Would it have given any of them an excuse to back out?

I wasn’t sure, but I wasn’t taking any chances. If we ended up lost, at least we’d be together. It was more comfort than our poor Jas had at that moment wherever the hell she was.

I only answered with a half-shrug. “I guess we’ll find out.”

Chapter Eighteen

Nolan Reed

My ass was sore from riding around in the cramped, not-very-cushioned, poor excuse for a back seat of Cooper’s extended cab pickup.

Extended enough for small children, maybe.

Definitely not for grown men with grown-men legs.

To make matters worse, I was growing sicker and sicker with every mile that passed, taking us closer to Jasmine’s family home.

The Bailey homestead was the last place I’d ever willingly return to. After our previous run-in with Jasmine’s relatives, Coop and I had vowed to stay as far away from that backwoods-ass place as possible.

No offense to Jasmine, of course. She was always cool with us, and we never had anything bad to say about her.

But the girl’s family were a bunch of fucking nuts.

That was a fact. Hell, she’d even told us they were looney tunes on more than one occasion.

So even though there weren’t too many things in life that got me all riled up, I still couldn’t seem to stop my knee from bouncing up and down as we drove closer to the little dirt road off the state highway that led the way back into the woods.

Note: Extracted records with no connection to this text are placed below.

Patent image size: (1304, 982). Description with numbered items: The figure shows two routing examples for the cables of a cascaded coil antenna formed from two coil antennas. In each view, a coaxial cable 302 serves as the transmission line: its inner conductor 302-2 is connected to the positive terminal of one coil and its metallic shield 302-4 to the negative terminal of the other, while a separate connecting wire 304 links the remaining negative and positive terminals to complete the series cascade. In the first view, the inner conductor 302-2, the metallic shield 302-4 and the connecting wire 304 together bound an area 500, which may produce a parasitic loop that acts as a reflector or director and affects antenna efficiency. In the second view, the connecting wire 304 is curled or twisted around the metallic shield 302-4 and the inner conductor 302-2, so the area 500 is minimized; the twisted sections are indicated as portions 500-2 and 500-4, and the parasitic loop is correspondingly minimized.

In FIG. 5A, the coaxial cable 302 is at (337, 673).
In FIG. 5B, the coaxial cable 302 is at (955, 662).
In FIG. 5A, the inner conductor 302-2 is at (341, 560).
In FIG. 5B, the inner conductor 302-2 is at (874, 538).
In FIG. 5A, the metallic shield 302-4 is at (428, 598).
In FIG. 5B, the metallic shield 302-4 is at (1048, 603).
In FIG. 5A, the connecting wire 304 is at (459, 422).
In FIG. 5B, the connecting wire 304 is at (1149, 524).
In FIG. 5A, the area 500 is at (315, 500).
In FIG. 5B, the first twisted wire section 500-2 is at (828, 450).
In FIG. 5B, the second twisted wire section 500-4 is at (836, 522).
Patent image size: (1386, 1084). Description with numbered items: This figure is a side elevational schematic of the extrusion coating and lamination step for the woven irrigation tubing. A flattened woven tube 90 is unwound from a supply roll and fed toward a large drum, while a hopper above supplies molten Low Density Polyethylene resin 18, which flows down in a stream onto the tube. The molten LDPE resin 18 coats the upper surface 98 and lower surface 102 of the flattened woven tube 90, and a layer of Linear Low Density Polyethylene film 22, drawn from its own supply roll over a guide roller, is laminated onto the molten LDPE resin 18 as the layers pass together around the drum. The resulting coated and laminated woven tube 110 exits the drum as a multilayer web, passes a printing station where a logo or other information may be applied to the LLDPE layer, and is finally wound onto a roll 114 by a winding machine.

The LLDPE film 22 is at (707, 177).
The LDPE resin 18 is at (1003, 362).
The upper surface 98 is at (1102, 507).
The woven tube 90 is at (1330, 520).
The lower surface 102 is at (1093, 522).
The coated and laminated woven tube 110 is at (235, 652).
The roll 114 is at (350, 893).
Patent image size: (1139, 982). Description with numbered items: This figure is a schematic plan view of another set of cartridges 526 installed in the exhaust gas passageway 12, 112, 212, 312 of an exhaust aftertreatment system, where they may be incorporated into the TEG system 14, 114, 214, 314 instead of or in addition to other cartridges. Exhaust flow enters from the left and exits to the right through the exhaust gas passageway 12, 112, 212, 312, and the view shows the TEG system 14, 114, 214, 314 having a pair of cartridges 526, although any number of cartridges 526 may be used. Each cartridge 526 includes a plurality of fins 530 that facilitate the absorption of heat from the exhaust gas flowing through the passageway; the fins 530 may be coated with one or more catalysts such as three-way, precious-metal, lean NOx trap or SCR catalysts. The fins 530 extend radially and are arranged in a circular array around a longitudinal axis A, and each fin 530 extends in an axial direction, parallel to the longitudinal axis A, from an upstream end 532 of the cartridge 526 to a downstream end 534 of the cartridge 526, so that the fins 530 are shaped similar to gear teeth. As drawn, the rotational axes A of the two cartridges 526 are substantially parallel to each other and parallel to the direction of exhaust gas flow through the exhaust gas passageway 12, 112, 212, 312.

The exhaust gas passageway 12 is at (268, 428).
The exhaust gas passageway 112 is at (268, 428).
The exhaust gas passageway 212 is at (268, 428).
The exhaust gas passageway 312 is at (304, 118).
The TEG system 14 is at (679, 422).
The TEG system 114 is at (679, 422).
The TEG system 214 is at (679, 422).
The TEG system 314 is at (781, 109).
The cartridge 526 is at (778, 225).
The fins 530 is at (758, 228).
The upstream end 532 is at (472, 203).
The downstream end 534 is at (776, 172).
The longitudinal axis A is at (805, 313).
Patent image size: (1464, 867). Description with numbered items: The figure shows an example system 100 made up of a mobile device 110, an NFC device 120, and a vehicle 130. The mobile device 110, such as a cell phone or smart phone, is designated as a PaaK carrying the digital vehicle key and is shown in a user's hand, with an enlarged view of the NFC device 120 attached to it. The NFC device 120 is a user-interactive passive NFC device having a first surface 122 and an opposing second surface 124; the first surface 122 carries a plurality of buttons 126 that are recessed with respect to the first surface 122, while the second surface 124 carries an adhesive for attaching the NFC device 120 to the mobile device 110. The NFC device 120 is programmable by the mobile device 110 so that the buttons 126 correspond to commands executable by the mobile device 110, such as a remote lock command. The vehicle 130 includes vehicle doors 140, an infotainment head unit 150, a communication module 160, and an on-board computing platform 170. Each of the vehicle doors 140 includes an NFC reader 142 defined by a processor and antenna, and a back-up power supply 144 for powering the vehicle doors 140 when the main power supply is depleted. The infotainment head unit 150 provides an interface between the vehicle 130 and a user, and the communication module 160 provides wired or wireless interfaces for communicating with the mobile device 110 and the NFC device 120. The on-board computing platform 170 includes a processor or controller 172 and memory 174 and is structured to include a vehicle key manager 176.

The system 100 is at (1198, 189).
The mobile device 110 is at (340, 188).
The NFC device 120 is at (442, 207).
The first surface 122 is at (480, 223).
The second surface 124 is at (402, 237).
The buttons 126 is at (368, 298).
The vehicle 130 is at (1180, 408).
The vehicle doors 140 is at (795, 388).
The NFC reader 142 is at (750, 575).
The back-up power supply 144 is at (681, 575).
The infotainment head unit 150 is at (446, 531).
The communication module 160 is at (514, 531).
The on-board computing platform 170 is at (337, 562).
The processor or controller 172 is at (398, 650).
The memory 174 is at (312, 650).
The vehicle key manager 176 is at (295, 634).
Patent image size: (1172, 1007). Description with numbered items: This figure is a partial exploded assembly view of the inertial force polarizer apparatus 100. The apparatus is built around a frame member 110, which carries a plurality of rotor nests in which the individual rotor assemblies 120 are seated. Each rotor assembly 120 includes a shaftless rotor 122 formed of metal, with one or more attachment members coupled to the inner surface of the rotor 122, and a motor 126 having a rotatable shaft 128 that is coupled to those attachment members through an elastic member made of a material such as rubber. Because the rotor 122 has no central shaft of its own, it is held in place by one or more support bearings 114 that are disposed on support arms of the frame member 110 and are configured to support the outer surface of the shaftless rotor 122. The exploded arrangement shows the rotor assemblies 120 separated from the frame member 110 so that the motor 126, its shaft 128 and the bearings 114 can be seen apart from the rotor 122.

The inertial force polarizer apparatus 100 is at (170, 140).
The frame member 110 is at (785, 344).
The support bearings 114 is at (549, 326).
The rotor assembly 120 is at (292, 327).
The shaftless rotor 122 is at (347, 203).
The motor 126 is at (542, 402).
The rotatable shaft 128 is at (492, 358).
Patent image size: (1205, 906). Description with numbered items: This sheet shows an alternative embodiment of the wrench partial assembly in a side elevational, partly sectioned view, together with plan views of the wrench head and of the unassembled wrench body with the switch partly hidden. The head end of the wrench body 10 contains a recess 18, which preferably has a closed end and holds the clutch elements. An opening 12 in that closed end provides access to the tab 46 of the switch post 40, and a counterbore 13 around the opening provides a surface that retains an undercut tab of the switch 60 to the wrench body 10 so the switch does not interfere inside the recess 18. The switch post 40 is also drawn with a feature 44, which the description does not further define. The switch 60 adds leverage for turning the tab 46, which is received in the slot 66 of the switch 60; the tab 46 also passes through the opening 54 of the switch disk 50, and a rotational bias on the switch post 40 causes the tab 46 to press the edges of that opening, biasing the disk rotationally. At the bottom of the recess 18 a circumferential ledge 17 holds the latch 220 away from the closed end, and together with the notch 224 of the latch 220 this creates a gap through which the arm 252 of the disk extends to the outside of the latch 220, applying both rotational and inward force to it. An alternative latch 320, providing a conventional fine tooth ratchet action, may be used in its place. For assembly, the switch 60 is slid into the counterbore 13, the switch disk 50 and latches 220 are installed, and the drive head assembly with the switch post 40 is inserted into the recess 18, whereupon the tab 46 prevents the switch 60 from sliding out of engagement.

“Can you imagine growing up in those woods?” Muriel asked as we approached the exit that wasn’t even marked at all from the highway. A small break in the trees and a rusted old stop sign that was mostly overgrown with weeds and vines was the only indication there was a road at all. “I would have been scared to death. Especially as far back there as Jasmine’s family lives.”

“I would’ve been more scared of the people around me than any of the animals in the woods,” I said as I looked out the tiny back seat window. “I’d consider myself to be pretty redneck, but these guys back here... they’re on a whole other level.”

Everyone laughed. “Come on,” Coop said. “They aren’t that bad.”

“Says the man who almost had his brains blown out the last time we went there—and that was even after they found out who we were,” I fired back. “You can’t tell me they aren’t that bad.”